Rows 1600-6497 of the wine data frame correspond to white wine observations. Use these rows to train and test a random forest model, as we did with the red wine observations. Compute a testing set RMSE, and assess variable importance. Are the important variables for predicting white wine quality the same as the important variables for predicting red wine quality?
whitewine <- wine %>% slice(1600:6497)
trainSize <- round(0.80 * nrow(whitewine))
set.seed(1234)
trainIndex <- sample(nrow(whitewine), trainSize)
trainDF <- whitewine %>% dplyr::slice(trainIndex)
testDF <- whitewine %>% dplyr::slice(-trainIndex)
wwfor <- randomForest(quality ~ ., data = trainDF)
predQualww <- predict(wwfor, testDF)
errors <- predQualww - testDF$quality
wwRMSE <- sqrt(mean(errors^2))
The RMSE on the white wine testing set is about 0.63.
set.seed(4567)
wwforFull <- randomForest(quality ~ ., data = whitewine, importance = TRUE)

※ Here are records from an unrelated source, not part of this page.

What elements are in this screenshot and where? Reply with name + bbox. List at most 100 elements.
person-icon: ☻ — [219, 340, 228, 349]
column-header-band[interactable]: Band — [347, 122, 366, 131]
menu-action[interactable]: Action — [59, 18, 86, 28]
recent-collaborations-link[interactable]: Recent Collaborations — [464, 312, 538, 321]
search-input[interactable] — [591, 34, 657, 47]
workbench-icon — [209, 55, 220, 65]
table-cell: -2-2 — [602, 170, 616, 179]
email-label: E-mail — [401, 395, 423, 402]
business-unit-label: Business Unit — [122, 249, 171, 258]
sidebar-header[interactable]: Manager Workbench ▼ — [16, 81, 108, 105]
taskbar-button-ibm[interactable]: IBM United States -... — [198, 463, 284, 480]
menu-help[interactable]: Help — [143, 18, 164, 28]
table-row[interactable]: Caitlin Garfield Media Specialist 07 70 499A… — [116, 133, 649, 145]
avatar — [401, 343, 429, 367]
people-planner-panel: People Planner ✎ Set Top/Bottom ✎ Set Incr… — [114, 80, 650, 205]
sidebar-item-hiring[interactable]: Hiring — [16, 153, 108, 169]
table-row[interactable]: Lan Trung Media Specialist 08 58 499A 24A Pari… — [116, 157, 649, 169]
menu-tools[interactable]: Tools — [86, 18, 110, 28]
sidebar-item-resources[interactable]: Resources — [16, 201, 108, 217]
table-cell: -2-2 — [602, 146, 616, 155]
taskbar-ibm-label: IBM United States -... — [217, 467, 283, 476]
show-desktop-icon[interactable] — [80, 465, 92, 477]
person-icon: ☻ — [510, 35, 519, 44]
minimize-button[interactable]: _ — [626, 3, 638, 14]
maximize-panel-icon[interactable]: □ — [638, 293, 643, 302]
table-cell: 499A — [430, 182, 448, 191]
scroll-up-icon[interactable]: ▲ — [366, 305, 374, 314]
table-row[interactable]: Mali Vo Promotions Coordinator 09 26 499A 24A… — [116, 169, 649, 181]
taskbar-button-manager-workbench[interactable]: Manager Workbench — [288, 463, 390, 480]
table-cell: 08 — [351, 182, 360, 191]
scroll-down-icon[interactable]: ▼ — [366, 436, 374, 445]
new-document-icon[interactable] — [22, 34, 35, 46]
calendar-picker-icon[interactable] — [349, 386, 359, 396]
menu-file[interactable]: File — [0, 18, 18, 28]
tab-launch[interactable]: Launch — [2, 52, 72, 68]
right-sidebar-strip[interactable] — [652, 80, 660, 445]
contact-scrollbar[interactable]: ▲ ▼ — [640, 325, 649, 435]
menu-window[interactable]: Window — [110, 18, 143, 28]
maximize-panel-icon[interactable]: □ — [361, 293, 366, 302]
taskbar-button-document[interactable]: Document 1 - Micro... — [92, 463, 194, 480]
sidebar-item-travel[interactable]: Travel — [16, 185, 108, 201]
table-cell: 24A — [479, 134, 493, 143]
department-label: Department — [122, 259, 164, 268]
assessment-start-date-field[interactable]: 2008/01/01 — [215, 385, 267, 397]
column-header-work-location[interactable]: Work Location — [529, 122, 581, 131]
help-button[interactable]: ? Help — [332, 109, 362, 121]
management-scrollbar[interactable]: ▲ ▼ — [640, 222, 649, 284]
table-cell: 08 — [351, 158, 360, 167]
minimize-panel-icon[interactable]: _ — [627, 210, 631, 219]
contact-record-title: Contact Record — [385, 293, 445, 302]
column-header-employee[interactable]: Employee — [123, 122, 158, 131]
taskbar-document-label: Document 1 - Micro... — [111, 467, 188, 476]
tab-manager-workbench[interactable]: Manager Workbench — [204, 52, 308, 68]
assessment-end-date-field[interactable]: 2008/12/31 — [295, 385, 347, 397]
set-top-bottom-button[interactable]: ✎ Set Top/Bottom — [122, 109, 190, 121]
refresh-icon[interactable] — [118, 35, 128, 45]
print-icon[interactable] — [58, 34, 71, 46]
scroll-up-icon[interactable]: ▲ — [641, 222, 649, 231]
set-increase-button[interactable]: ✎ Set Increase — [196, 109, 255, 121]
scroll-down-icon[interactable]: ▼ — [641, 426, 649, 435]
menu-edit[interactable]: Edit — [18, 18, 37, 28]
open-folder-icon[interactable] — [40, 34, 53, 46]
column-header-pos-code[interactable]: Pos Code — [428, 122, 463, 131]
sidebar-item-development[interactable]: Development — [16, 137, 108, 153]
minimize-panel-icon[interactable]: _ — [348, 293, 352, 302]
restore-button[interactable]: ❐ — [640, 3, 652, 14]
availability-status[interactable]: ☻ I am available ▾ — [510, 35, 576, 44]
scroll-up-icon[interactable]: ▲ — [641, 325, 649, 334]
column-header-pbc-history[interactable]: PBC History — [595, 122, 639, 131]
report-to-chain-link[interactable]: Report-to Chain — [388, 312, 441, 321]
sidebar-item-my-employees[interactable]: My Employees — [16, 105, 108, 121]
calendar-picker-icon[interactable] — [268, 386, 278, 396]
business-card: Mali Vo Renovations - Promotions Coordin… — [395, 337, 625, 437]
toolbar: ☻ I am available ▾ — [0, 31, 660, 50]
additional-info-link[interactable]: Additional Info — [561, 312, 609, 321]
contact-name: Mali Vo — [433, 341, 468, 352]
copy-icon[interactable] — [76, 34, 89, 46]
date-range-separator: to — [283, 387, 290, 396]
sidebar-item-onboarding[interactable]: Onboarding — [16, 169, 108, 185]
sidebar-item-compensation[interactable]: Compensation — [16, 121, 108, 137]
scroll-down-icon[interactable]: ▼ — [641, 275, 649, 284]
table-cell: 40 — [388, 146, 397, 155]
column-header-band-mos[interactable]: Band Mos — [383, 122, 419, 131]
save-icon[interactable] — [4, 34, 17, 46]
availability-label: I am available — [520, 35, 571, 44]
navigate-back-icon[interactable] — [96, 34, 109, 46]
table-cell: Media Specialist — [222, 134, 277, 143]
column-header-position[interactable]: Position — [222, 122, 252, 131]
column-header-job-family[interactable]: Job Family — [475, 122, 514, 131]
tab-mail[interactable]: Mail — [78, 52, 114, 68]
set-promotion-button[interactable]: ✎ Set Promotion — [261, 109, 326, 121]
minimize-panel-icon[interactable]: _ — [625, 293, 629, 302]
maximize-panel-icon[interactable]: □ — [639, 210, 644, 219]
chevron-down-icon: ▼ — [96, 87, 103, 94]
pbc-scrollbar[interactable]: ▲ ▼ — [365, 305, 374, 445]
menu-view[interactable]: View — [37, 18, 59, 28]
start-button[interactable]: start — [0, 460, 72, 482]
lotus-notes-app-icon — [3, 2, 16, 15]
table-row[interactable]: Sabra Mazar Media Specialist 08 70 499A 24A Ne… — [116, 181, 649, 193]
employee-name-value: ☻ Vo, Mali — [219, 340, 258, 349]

importance(wwforFull, type = 1) %>%
as_tibble(rownames = "Variable") %>%
arrange(desc(`%IncMSE`))
## # A tibble: 11 × 2
## Variable `%IncMSE`
## <chr> <dbl>
## 1 volatile.acidity 89.1
## 2 free.sulfur.dioxide 84.1
## 3 alcohol 79.4
## 4 pH 64.6
## 5 citric.acid 59.9
## 6 sulphates 54.9
## 7 fixed.acidity 54.2
## 8 residual.sugar 53.0
## 9 chlorides 52.6
## 10 total.sulfur.dioxide 50.0
## 11 density 43.6
varImpPlot(wwforFull, type = 1)
Relative to red wine, free.sulfur.dioxide is much more important for predicting white wine quality, and sulphates is less important.